La rabbia degli imprenditori italiani in Serbia

Riceviamo e volentieri pubblichiamo una lettera a noi indirizzata da un imprenditore italiano che si trova in Serbia. Il suo messaggio, rivolto alla classe politica italiana - di oggi e di ieri - descrive il sentimento di impotenza e di rabbia di tante piccole e medie imprese italiane, costrette a subire direttamente le catastrofiche conseguenze delle decisioni dei poteri forti. Non dimentichiamo infatti lo stretto rapporto economico e commerciale che lega l'economia italiana a quella serba, dopo anni di campagne informative - prodotte soprattutto dal Ministero degli Esteri - per incentivare l'internazionalizzazione delle piccole e medie imprese. Questo importante legame economico rischia oggi di essere incrinato dalle drastiche decisioni del Governo italiano di riconoscere l'indipendenza del Kosovo, abbandonando così, non solo lo Stato serbo, ma anche tutte le imprese che curano in Serbia i propri interessi e le proprie attività. I ricatti delle entità internazionali ricadono adesso sulle piccole e medie imprese, per difendere i grandi interessi, che non sono altro che "gli invisibili" che si nascondono dietro i comitati della Commissione Europea e le Organizzazioni Internazionali che operano per la cosiddetta "stabilità dei Balcani".

Vorrei innanzitutto ringraziare la vostra organizzazione per la possibilità che mi offrite per rivolgere ai miei connazionali il messaggio di uno dei tanti imprenditori italiani che operano da anni in Serbia. Quello che mi accingo a scrivere vuole essere uno sfogo nei confronti del Governo della mia amata patria, una patria che purtroppo sempre più spesso si dimentica di noi.

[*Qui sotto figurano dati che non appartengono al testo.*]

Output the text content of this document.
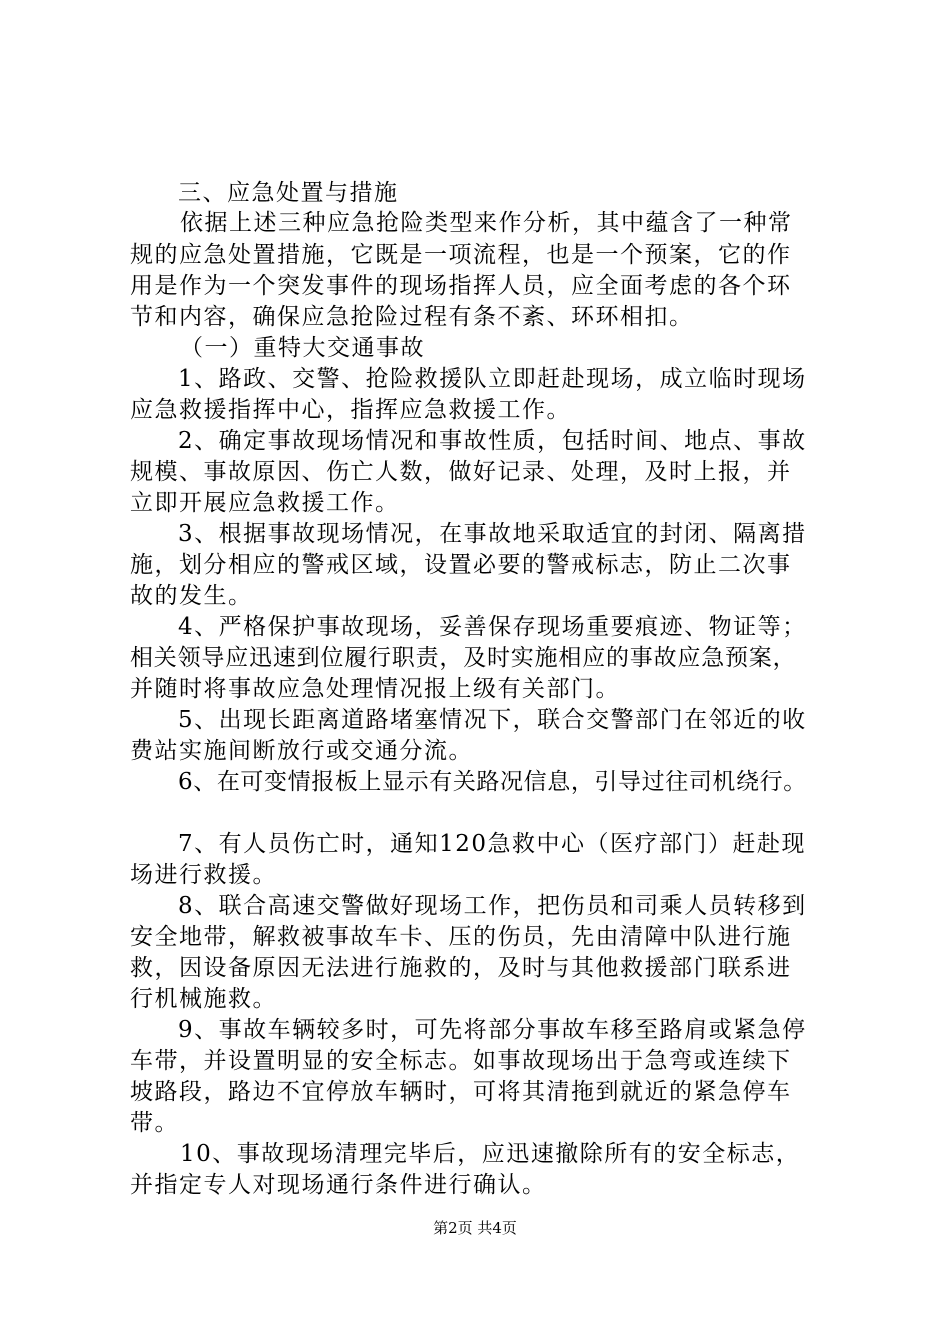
三、应急处置与措施
依据上述三种应急抢险类型来作分析，其中蕴含了一种常
规的应急处置措施，它既是一项流程，也是一个预案，它的作
用是作为一个突发事件的现场指挥人员，应全面考虑的各个环
节和内容，确保应急抢险过程有条不紊、环环相扣。
（一）重特大交通事故
1、路政、交警、抢险救援队立即赶赴现场，成立临时现场
应急救援指挥中心，指挥应急救援工作。
2、确定事故现场情况和事故性质，包括时间、地点、事故
规模、事故原因、伤亡人数，做好记录、处理，及时上报，并
立即开展应急救援工作。
3、根据事故现场情况，在事故地采取适宜的封闭、隔离措
施，划分相应的警戒区域，设置必要的警戒标志，防止二次事
故的发生。
4、严格保护事故现场，妥善保存现场重要痕迹、物证等；
相关领导应迅速到位履行职责，及时实施相应的事故应急预案，
并随时将事故应急处理情况报上级有关部门。
5、出现长距离道路堵塞情况下，联合交警部门在邻近的收
费站实施间断放行或交通分流。
6、在可变情报板上显示有关路况信息，引导过往司机绕行。
7、有人员伤亡时，通知120急救中心（医疗部门）赶赴现
场进行救援。
8、联合高速交警做好现场工作，把伤员和司乘人员转移到
安全地带，解救被事故车卡、压的伤员，先由清障中队进行施
救，因设备原因无法进行施救的，及时与其他救援部门联系进
行机械施救。
9、事故车辆较多时，可先将部分事故车移至路肩或紧急停
车带，并设置明显的安全标志。如事故现场出于急弯或连续下
坡路段，路边不宜停放车辆时，可将其清拖到就近的紧急停车
带。
10、事故现场清理完毕后，应迅速撤除所有的安全标志，
并指定专人对现场通行条件进行确认。
第2页 共4页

Sulla scia delle ottimistiche previsioni dell’ICE (Istituto per il Commercio Estero), qualche anno fa sono sbarcato in Serbia ed ho iniziato la mia attività in vari campi della nascente economia capitalistica serba. Devo premettere che inizialmente ho dovuto lavorare duramente per superare i pregiudizi che mi erano stati inculcati nel cervello da anni di bombardamento mediatico in Italia, in cui i Serbi sono stati sempre descritti come un popolo di massacratori sanguinari, violentatori di suore cattoliche e conquistatori spietati. Per la verità sin dall’inizio della mia permanenza ho ricevuto un’ospitalità ed un’amicizia che solo chi ha vissuto nei Balcani può capire. Negli anni ho visto che, anche grazie alle rosee previsioni di crescita e al continuo miglioramento del rating internazionale, tantissimi connazionali hanno fatto la mia stessa scelta. Al trasferimento in Serbia ha pesato non poco l’eccessiva pressione fiscale esistente in Italia e la burocrazia che costituisce il 90% degli impegni di un imprenditore.